Nach der Großdemo gegen Akws: Hochspannung in den Parteizentralen
Nach den Anti-Atom-Protesten vom Wochenende kündigt die Opposition geschlossenen Widerstand an. Die Regierungspolitiker giften zurück.
BERLIN dpa/dapd/taz | Die Großdemonstration gegen Atomkraft hat auch die politische Auseinandersetzung unter den Parteien neu befeuert.
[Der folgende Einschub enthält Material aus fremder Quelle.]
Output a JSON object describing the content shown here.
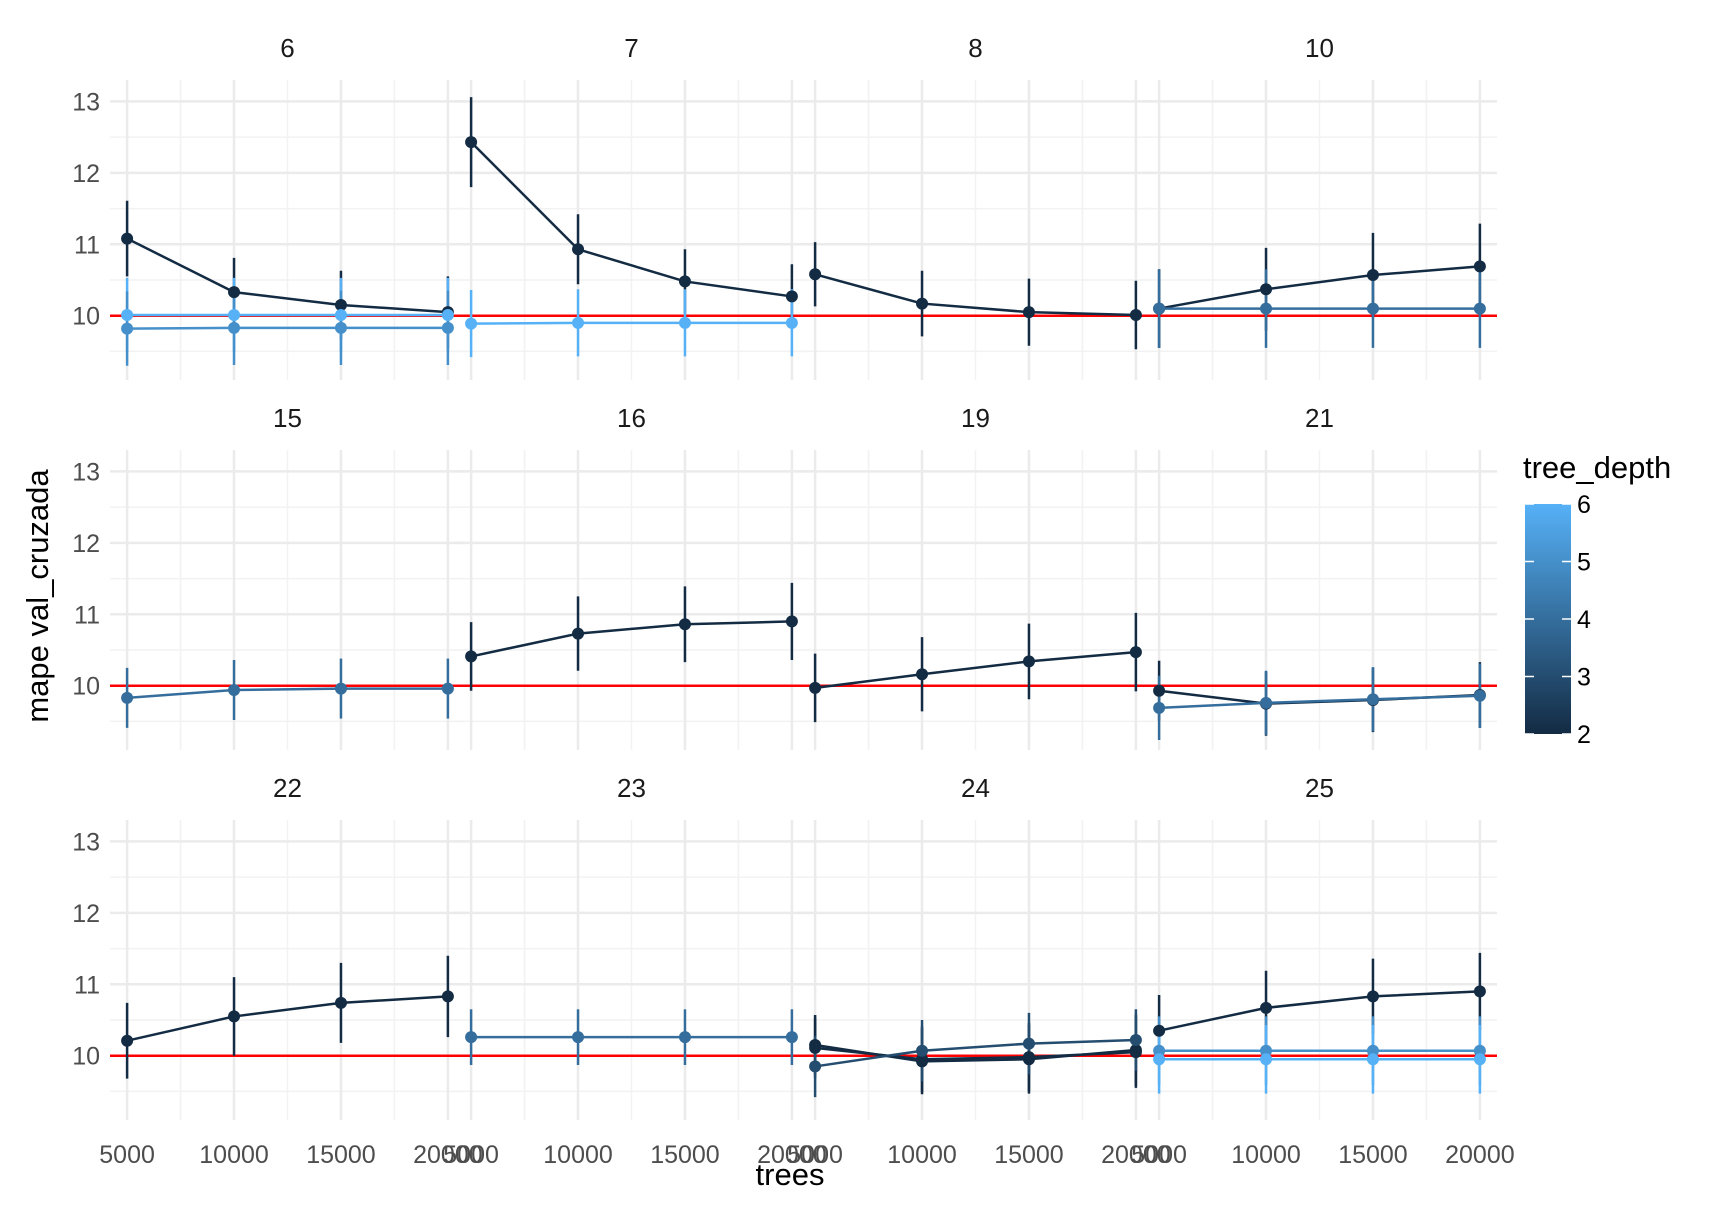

Zahlreiche Oppositionspolitiker, die am Samstag in Berlin gegen Atomkraft demonstrierten, kritisierten die Atompolitik der schwarz-gelben Bundsregierung scharf und kündigten Widerstand auf der Straße und vor dem Bundesverfassungsgericht an.
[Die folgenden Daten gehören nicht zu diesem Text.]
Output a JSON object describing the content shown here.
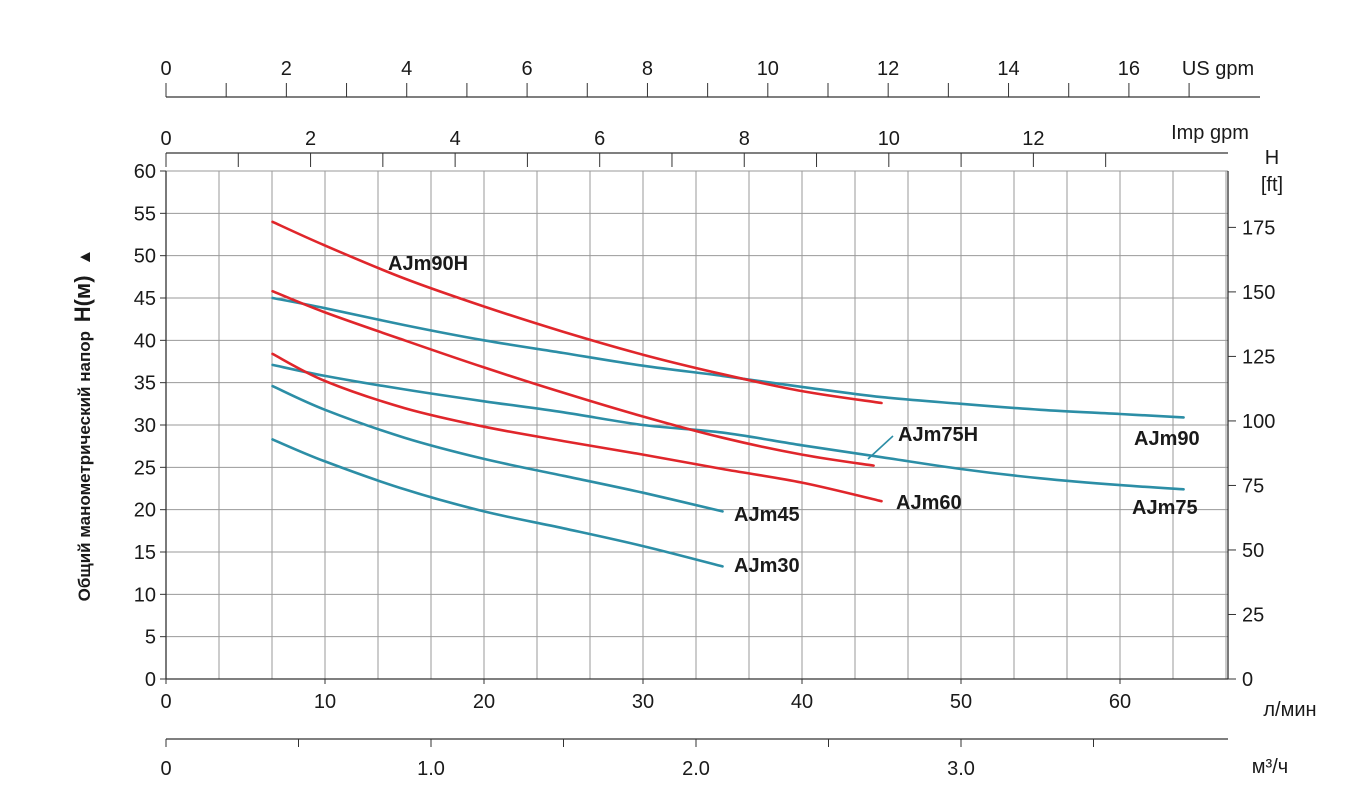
{
  "chart_data": {
    "type": "line",
    "title": "",
    "ylabel": "Общий манометрический напор",
    "ylabel_symbol": "H(м)",
    "ylabel_arrow": "▲",
    "xlabel": "л/мин",
    "xlim": [
      0,
      66
    ],
    "ylim": [
      0,
      60
    ],
    "x_ticks": [
      0,
      10,
      20,
      30,
      40,
      50,
      60
    ],
    "y_ticks": [
      0,
      5,
      10,
      15,
      20,
      25,
      30,
      35,
      40,
      45,
      50,
      55,
      60
    ],
    "grid": true,
    "right_axis": {
      "label_line1": "H",
      "label_line2": "[ft]",
      "ticks": [
        0,
        25,
        50,
        75,
        100,
        125,
        150,
        175
      ],
      "feet_per_meter": 3.2808
    },
    "m3h_axis": {
      "label": "м³/ч",
      "ticks": [
        0,
        0.5,
        1.0,
        1.5,
        2.0,
        2.5,
        3.0,
        3.5
      ],
      "labels": [
        "0",
        "",
        "1.0",
        "",
        "2.0",
        "",
        "3.0",
        ""
      ]
    },
    "imp_gpm_axis": {
      "label": "Imp gpm",
      "ticks": [
        0,
        1,
        2,
        3,
        4,
        5,
        6,
        7,
        8,
        9,
        10,
        11,
        12,
        13
      ],
      "labels": [
        "0",
        "",
        "2",
        "",
        "4",
        "",
        "6",
        "",
        "8",
        "",
        "10",
        "",
        "12",
        ""
      ]
    },
    "us_gpm_axis": {
      "label": "US gpm",
      "ticks": [
        0,
        1,
        2,
        3,
        4,
        5,
        6,
        7,
        8,
        9,
        10,
        11,
        12,
        13,
        14,
        15,
        16,
        17
      ],
      "labels": [
        "0",
        "",
        "2",
        "",
        "4",
        "",
        "6",
        "",
        "8",
        "",
        "10",
        "",
        "12",
        "",
        "14",
        "",
        "16",
        ""
      ]
    },
    "series": [
      {
        "name": "AJm90H",
        "color": "#e0262b",
        "x": [
          6.7,
          10,
          15,
          20,
          25,
          30,
          35,
          40,
          45
        ],
        "y": [
          54,
          51.2,
          47.3,
          44,
          41,
          38.3,
          36,
          34,
          32.6
        ]
      },
      {
        "name": "AJm75H",
        "color": "#e0262b",
        "x": [
          6.7,
          10,
          15,
          20,
          25,
          30,
          35,
          40,
          44.5
        ],
        "y": [
          45.8,
          43.3,
          40,
          36.8,
          33.8,
          31,
          28.5,
          26.5,
          25.2
        ]
      },
      {
        "name": "AJm60",
        "color": "#e0262b",
        "x": [
          6.7,
          10,
          15,
          20,
          25,
          30,
          35,
          40,
          45
        ],
        "y": [
          38.4,
          35.2,
          32,
          29.8,
          28.1,
          26.5,
          24.8,
          23.2,
          21
        ]
      },
      {
        "name": "AJm90",
        "color": "#2c8ea6",
        "x": [
          6.7,
          10,
          15,
          20,
          25,
          30,
          35,
          40,
          45,
          50,
          55,
          60,
          64
        ],
        "y": [
          45,
          43.8,
          41.8,
          40,
          38.5,
          37,
          35.8,
          34.5,
          33.3,
          32.5,
          31.8,
          31.3,
          30.9
        ]
      },
      {
        "name": "AJm75",
        "color": "#2c8ea6",
        "x": [
          6.7,
          10,
          15,
          20,
          25,
          30,
          35,
          40,
          45,
          50,
          55,
          60,
          64
        ],
        "y": [
          37.1,
          35.8,
          34.2,
          32.8,
          31.5,
          30,
          29.1,
          27.6,
          26.2,
          24.8,
          23.7,
          22.9,
          22.4
        ]
      },
      {
        "name": "AJm45",
        "color": "#2c8ea6",
        "x": [
          6.7,
          10,
          15,
          20,
          25,
          30,
          35
        ],
        "y": [
          34.6,
          31.8,
          28.5,
          26,
          24,
          22,
          19.8
        ]
      },
      {
        "name": "AJm30",
        "color": "#2c8ea6",
        "x": [
          6.7,
          10,
          15,
          20,
          25,
          30,
          35
        ],
        "y": [
          28.3,
          25.7,
          22.4,
          19.8,
          17.8,
          15.7,
          13.3
        ]
      }
    ],
    "annotations": [
      "AJm90H",
      "AJm75H",
      "AJm60",
      "AJm90",
      "AJm75",
      "AJm45",
      "AJm30"
    ]
  }
}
SPD-Chef Sigmar Gabriel sagte am Samstag, Angela Merkel sei eine Kanzlerin der Konzerne geworden. "Wer nachts vier Konzernbossen 100 Milliarden schenkt und dann auch noch Geheimabsprachen über die Sicherheitsrabatte für alte Atommeiler trifft, der muss sich nicht wundern, wenn er die Menschen auf die Straße treibt." Die Proteste in Berlin seien erst der Anfang. "Ich fürchte, dass es nicht nur friedliche Auseinandersetzungen geben wird", sagte Gabriel.
Die Grünen-Vorsitzende Claudia Roth warf Union und FDP einen "Anschlag auf die Demokratie" vor. "Ich sehe ganz große Chancen, die Laufzeitverlängerungen zu stoppen." Linke-Fraktionschef Gregor Gysi warnte die Regierung, den Widerstand in der Bevölkerung gegen längere Atomlaufzeiten zu unterschätzen. "Es entsteht mehr als ein rebellischer Geist in der Bevölkerung", sagte er. Gysi betonte, seine Partei könne sich eine gemeinsame Klage mit SPD und Grünen vor dem Bundesverfassungsgericht vorstellen.
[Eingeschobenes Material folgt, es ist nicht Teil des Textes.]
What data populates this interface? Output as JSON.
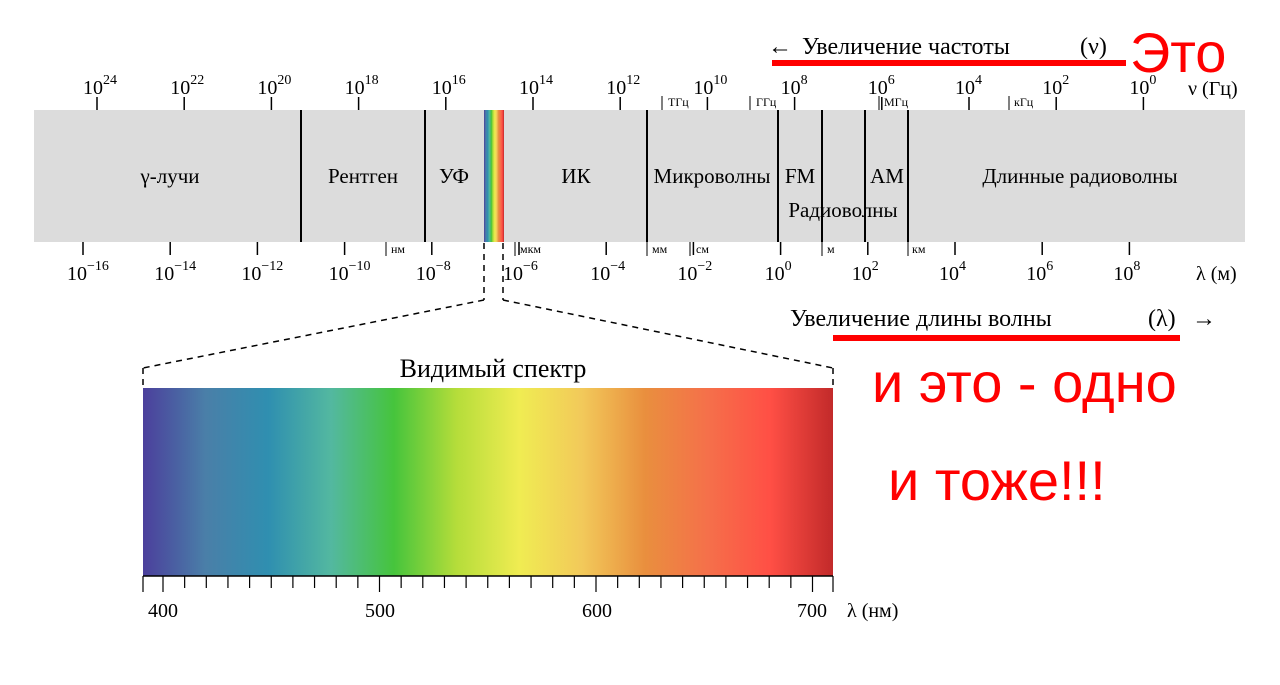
{
  "colors": {
    "band_fill": "#dcdcdc",
    "annotation": "#ff0000",
    "spectrum_stops": [
      "#4b3f9c",
      "#4a7fa8",
      "#2f8fb0",
      "#53b8a0",
      "#46c43c",
      "#b5dd3a",
      "#f0ec52",
      "#f2c95a",
      "#e98f3e",
      "#f5704a",
      "#ff4f45",
      "#c22a2a"
    ]
  },
  "frequency": {
    "direction_label": "Увеличение частоты",
    "symbol": "(ν)",
    "arrow": "←",
    "axis_unit": "ν (Гц)",
    "tick_exponents": [
      "24",
      "22",
      "20",
      "18",
      "16",
      "14",
      "12",
      "10",
      "8",
      "6",
      "4",
      "2",
      "0"
    ],
    "base": "10",
    "unit_marks": [
      "ТГц",
      "ГГц",
      "МГц",
      "кГц"
    ]
  },
  "bands": [
    {
      "label": "γ-лучи"
    },
    {
      "label": "Рентген"
    },
    {
      "label": "УФ"
    },
    {
      "label": "ИК"
    },
    {
      "label": "Микроволны"
    },
    {
      "label": "FM"
    },
    {
      "label": "AM"
    },
    {
      "label": "Длинные радиоволны"
    }
  ],
  "radio_label": "Радиоволны",
  "wavelength": {
    "direction_label": "Увеличение длины волны",
    "symbol": "(λ)",
    "arrow": "→",
    "axis_unit": "λ (м)",
    "tick_exponents": [
      "−16",
      "−14",
      "−12",
      "−10",
      "−8",
      "−6",
      "−4",
      "−2",
      "0",
      "2",
      "4",
      "6",
      "8"
    ],
    "base": "10",
    "unit_marks": [
      "нм",
      "мкм",
      "мм",
      "см",
      "м",
      "км"
    ]
  },
  "visible": {
    "title": "Видимый спектр",
    "tick_labels": [
      "400",
      "500",
      "600",
      "700"
    ],
    "axis_unit": "λ (нм)"
  },
  "annotations": {
    "line1": "Это",
    "line2": "и это - одно",
    "line3": "и тоже!!!"
  }
}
Alle Oppositionsparteien erklärten am Wochenende, sich auch künftig an dem Protest auf der Straße und vor Gericht beteiligen zu wollen. Weil das schwarz-gelbe Lager im Bundesrat keine eigene Mehrheit hat, lehnt die Bundesregierung es ab, die Länderkammer in den Gesetzgebungsprozess zur Laufzeitverlängerung der Kernkraftwerke auch in der Länderkammer beraten zu lassen. Dagegen hatten verschiedene Bundesländer bereits Verfassungsklage angedroht.
Unterdessen verteidigten Regierungsparteien ihre Atompläne - und gingen gegen die Opposition in die Offensive. CDU-Generalsekretär Hermann Gröhe nannte es unglaubwürdig, wenn SPD und Grüne heute gegen Atomkraft demonstrierten: "Untergehakt mit der Linkspartei versuchen Gabriel, Trittin und Co. ihre massiven Versäumnisse vergessen zu machen", sagte Gröhe. "Rot-Grün ist seinerzeit ohne taugliches Konzept in den Ausstieg aus der Kernkraft gerannt."
Der CSU-Landesgruppenchef im Bundestag, Hans-Peter Friedrich, sagte, die Demonstranten repräsentierten nicht die Mehrheit der Bevölkerung. Union und FDP hätten die Bundestagswahl vor einem Jahr mit der klaren Ansage gewonnen, die Laufzeiten der Atomkraftwerke verlängern zu wollen.
FDP-Generalsekretär Christian Lindner warf SPD und Grünen vor, mit den Ängsten der Menschen zu spielen. Die beiden Parteien seien durch ihre Absprachen dafür verantwortlich, dass die Sicherheit der Atommeiler lange nicht modernisiert worden sei. Sie hätten die Suche nach einem Endlager verzögert.
Sowohl das Wirtschafts- als auch das Umweltministerium wollten am Sonntag die große Beteiligung an der Demonstration nicht gegenüber der taz kommentieren. Am Samstag hatte Bundesumweltminister Norbert Röttgen (CDU) allerdings die eigene Regierung für die Außendarstellung ihrer Atompläne kritisiert: "Ich glaube, dass wir noch viel stärker deutlich machen müssen, dass die Frage der Kernenergie 10 Prozent ausmacht und sich 90 Prozent unseres Konzeptes mit erneuerbaren Energien beschäftigt."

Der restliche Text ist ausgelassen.